In the last half of the Edo period, outstanding tea devotees appeared from the daimyo class. Matsudaira Fumai and Ii Naosuke are representative of these.
Matsudaira Fumai was the lord Matsue castle in Izumo. His name was Harusato and his Buddhist name was Mioan. He revolutionized the administrative system of the Matsue clan which was in financial difficulties and put it back on its feet. With the money that he had to spare he created a large collection of tea utensils. In his younger years he was critical of chonoyu. In order to go beyond the existing chanoyu and clear the way for a new one Fumai went ahead with an independent study of chanoyu utensils. The result of this was 'Kokon Meibutsu Ruiju' (Classified Collection of Famous Utensils of Ancient and Modern Times) in 18 volumes. In this work the shape and size of meibutsu are described in detail and they are divided into the categories of omeibutsu (lit. 'great famous utensils'), and chukomeibutsu ('rediscovered famous utensils'). With this study of meibutsu as a background, Fumai made a collection of tea utensils totalling about 800 as recorded in the Unshu Kuracho. These utensils are today still known as Unshu Meibutsu and are highly prized. This chanoyu of Fumai had a great influence on the tea devotees of the world of finance in the modern age.
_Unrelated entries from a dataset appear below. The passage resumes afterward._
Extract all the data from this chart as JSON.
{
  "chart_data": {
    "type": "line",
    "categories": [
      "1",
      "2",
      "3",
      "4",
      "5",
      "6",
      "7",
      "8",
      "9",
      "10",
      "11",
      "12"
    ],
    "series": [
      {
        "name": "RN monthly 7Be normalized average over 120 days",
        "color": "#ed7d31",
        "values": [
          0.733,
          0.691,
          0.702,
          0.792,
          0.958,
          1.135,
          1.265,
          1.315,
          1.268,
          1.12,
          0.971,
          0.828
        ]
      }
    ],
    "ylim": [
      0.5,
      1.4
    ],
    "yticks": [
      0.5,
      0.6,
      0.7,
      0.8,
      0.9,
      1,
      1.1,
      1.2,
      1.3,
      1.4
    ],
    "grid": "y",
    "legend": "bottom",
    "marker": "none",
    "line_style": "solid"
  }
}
Ii Naosuke was a daimyo with land producing 300,000 goku (one koku is about 180 litres) of rice in Hikone. He is famous as the chief minister who led the opening of Japan to the outside world. Naosuke moved at a single stroke from the obscurity of his youth to being the head of the Ii family and then the centre of the shogunate government. He was consistently passionate about chanoyu from his youth and in the midst of a busy life as a statesman never forgot to devote his spare moments to chanoyu. In Ansei 4 (1857) he completed the compilation of chanoyu studies 'Chanoyu Ichie Shu' (Collection on the Oneness of Chanoyu). In the Ichie Shu the desirable mental attitude for a chakai tea gathering is spoken of, which is ichigo ichie. Ichigo ichie means once in a lifetime. Naosuke teaches us that we should attend the chakai with the earnestness of our knowledge that this chakai can never be experienced again. Also after the chakai we should drink tea alone so that dokuza kannen (solitary contemplation) becomes a part of chanoyu. This also appears in 'Chanoyu Ichie Shu'. The distinctive feature of Naosuke's chanoyu is its earnest pursuit of this mental attitude.